Elles sont au nombre de 434 et ces communautés israéliennes peuvent, dorénavant, légalement fermer leurs portes aux Palestiniens de citoyenneté israélienne qui ont l’intention d’acheter une maison ou louer un appartement sur leur sol. Dans le désert du Néguev et de la Galilée, la présence des palestiniens a été jugée « socialement incompatible » avec la «structure culturelle et sociale » de la ville.

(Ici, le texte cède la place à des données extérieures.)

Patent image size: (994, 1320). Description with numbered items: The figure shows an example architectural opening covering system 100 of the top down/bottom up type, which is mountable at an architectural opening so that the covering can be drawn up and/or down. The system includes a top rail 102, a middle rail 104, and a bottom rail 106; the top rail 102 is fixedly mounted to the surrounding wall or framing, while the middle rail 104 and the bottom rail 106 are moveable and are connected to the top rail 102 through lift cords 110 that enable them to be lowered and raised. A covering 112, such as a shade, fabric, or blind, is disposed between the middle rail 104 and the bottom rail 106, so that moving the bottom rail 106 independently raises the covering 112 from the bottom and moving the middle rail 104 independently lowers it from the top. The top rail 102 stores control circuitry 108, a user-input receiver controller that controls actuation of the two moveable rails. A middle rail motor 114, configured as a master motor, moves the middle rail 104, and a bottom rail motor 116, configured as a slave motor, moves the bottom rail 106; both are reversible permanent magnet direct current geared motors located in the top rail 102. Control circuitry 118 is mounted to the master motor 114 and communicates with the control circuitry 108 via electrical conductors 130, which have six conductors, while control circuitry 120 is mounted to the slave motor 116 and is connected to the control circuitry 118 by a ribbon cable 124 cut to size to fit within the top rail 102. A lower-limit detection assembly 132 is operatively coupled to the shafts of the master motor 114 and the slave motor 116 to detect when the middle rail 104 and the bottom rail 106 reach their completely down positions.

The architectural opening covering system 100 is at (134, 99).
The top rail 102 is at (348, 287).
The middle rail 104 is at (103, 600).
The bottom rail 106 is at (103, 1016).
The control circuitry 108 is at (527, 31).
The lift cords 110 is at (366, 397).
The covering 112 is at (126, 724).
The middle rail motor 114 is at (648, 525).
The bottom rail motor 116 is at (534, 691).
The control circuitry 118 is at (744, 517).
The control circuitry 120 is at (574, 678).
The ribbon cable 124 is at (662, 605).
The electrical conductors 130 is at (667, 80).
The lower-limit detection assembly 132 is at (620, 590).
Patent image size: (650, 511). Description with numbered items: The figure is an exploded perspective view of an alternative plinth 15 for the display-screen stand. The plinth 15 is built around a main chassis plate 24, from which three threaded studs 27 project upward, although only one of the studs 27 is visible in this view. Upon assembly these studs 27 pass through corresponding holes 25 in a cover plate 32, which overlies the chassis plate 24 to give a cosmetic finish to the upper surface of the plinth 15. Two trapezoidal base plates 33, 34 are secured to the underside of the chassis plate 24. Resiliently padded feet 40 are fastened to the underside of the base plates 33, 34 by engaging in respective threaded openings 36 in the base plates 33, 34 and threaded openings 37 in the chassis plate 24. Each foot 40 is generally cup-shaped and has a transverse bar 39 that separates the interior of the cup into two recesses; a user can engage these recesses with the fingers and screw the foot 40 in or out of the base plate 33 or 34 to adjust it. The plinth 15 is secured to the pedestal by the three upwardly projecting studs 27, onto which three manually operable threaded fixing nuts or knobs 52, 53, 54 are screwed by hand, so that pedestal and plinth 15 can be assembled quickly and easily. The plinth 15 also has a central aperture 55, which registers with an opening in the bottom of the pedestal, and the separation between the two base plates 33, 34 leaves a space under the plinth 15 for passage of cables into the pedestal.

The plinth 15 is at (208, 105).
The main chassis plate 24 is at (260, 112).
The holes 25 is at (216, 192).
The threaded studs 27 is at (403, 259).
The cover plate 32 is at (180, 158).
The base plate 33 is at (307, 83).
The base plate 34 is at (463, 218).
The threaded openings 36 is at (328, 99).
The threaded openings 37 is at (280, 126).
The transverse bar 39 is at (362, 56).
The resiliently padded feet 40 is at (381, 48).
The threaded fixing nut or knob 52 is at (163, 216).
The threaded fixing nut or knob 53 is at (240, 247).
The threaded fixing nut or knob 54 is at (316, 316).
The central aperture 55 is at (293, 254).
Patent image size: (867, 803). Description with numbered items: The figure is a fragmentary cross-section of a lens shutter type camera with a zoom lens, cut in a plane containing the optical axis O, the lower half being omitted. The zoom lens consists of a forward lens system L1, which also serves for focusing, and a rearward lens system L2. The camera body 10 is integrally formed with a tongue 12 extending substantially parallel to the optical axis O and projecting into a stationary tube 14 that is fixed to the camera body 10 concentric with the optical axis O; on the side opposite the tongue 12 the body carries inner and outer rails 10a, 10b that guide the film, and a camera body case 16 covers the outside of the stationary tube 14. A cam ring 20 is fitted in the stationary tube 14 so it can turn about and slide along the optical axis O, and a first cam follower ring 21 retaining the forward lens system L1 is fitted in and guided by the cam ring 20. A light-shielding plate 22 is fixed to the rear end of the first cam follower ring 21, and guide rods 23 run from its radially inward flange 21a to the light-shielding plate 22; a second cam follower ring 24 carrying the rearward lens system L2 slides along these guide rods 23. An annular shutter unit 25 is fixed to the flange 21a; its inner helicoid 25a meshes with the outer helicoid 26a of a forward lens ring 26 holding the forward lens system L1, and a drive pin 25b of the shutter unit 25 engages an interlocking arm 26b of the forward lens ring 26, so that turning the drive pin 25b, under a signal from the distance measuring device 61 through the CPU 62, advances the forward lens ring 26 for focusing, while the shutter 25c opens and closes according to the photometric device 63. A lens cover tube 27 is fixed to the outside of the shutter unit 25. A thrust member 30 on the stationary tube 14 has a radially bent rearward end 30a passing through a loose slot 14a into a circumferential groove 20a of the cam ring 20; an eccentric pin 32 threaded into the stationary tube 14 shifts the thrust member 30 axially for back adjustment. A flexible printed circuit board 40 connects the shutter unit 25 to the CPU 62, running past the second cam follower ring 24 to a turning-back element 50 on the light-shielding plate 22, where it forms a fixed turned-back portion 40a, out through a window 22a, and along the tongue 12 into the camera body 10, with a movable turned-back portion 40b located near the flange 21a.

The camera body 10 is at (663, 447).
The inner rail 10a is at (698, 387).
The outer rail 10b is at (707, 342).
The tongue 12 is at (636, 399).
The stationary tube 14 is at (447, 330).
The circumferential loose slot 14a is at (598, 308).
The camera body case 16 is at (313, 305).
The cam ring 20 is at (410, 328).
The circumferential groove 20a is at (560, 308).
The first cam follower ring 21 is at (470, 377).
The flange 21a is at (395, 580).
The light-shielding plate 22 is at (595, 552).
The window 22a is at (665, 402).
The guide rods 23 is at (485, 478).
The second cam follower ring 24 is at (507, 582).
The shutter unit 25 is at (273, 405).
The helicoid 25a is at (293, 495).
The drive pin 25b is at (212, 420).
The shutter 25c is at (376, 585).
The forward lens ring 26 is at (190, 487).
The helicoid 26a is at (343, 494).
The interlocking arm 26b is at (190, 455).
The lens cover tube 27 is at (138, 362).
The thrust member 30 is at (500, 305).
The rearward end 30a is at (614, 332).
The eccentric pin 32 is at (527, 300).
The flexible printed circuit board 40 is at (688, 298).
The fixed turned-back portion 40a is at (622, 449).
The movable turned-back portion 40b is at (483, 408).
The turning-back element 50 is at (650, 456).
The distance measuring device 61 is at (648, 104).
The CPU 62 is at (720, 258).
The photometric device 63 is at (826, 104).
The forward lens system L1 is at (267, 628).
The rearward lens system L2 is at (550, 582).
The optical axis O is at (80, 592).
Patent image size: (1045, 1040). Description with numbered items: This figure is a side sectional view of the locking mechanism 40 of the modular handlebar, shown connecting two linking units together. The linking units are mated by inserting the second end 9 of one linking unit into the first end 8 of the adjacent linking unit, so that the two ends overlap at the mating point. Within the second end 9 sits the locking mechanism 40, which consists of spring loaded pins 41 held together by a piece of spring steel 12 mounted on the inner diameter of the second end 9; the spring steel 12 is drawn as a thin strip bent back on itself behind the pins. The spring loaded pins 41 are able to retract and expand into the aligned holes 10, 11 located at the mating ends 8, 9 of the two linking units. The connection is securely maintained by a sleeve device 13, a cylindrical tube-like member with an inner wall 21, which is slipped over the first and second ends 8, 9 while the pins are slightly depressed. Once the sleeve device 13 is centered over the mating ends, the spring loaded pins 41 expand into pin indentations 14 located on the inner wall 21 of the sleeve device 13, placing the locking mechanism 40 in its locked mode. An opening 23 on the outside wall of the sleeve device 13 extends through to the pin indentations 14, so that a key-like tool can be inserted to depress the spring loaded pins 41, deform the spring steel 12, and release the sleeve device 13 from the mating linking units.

Pour leur libérer la voie : une loi adoptée par la Knesset en 2011 que le centre  Adalah (centre pour la protection juridique de la minorité arabe en Israël) a immédiatement porté devant les tribunaux. Mais dans une décision de justice, le 17 septembre dernier, la Cour suprême israélienne a rejeté la plainte qui avait été déposée il y a plus de trois ans. « A ce stade, nous sommes dans l’incapacité de déterminer si la loi viole les droits constitutionnels», s’est limité à dire la Cour. La loi israélienne reconnait donc aux comités de citoyens de 434 communautés du Nord et du Sud (soit 43% de ce type de collectivité). Il existe trois différents types de collectivités en Israel. Tout d’abord les municipalités qui gèrent les villes urbaines, généralement composées d’une population de plus de 20.000 habitants ; les autres communes sont régies par des conseils locaux avec des pouvoirs semblables à ceux d’une municipalité. Le niveau inférieur est constitué de colonies qui sont pour la plupart agricoles, et peuvent élire un comité local de citoyens pour s’occuper des services municipaux. Il existe plus de 400 communautés dans lesquelles le pouvoir et l’autorité de prise de décision étatique est exercée par des comités de citoyens.

Ces comités s’appuient sur des critères tels que la race, l’origine ethnique, la religion pour invoquer l’incompatibilité des modes de vie et la mise en danger de la communauté. Le centre Adalah n’a pas tardé à régir : « l’arrêt de la Cour admet l’existence de 434 communautés fondées sur le principe de la ségrégation raciale. Cette loi est une des lois les plus racistes édictées ces dernières années, dont l’objectif principal est de marginaliser les citoyens arabes et d’empêcher leur accès au logement et à la terre dans de nombreuses communautés ». L’avocat Souhad Bishara, qui a porté le cas en appel, il y a trois ans, s’exprime aussi : « la décision de la Cour va à l’encontre d’un arrêt de 1999, le cas Ka’adan, qui a permis à une famille palestinienne de se déplacer dans la ville de Katzir malgré l’avis défavorable du comité de la ville. Aujourd’hui, avec ce jugement, nous acceptons le principe de la séparation de la résidence sur la base de l’identité ».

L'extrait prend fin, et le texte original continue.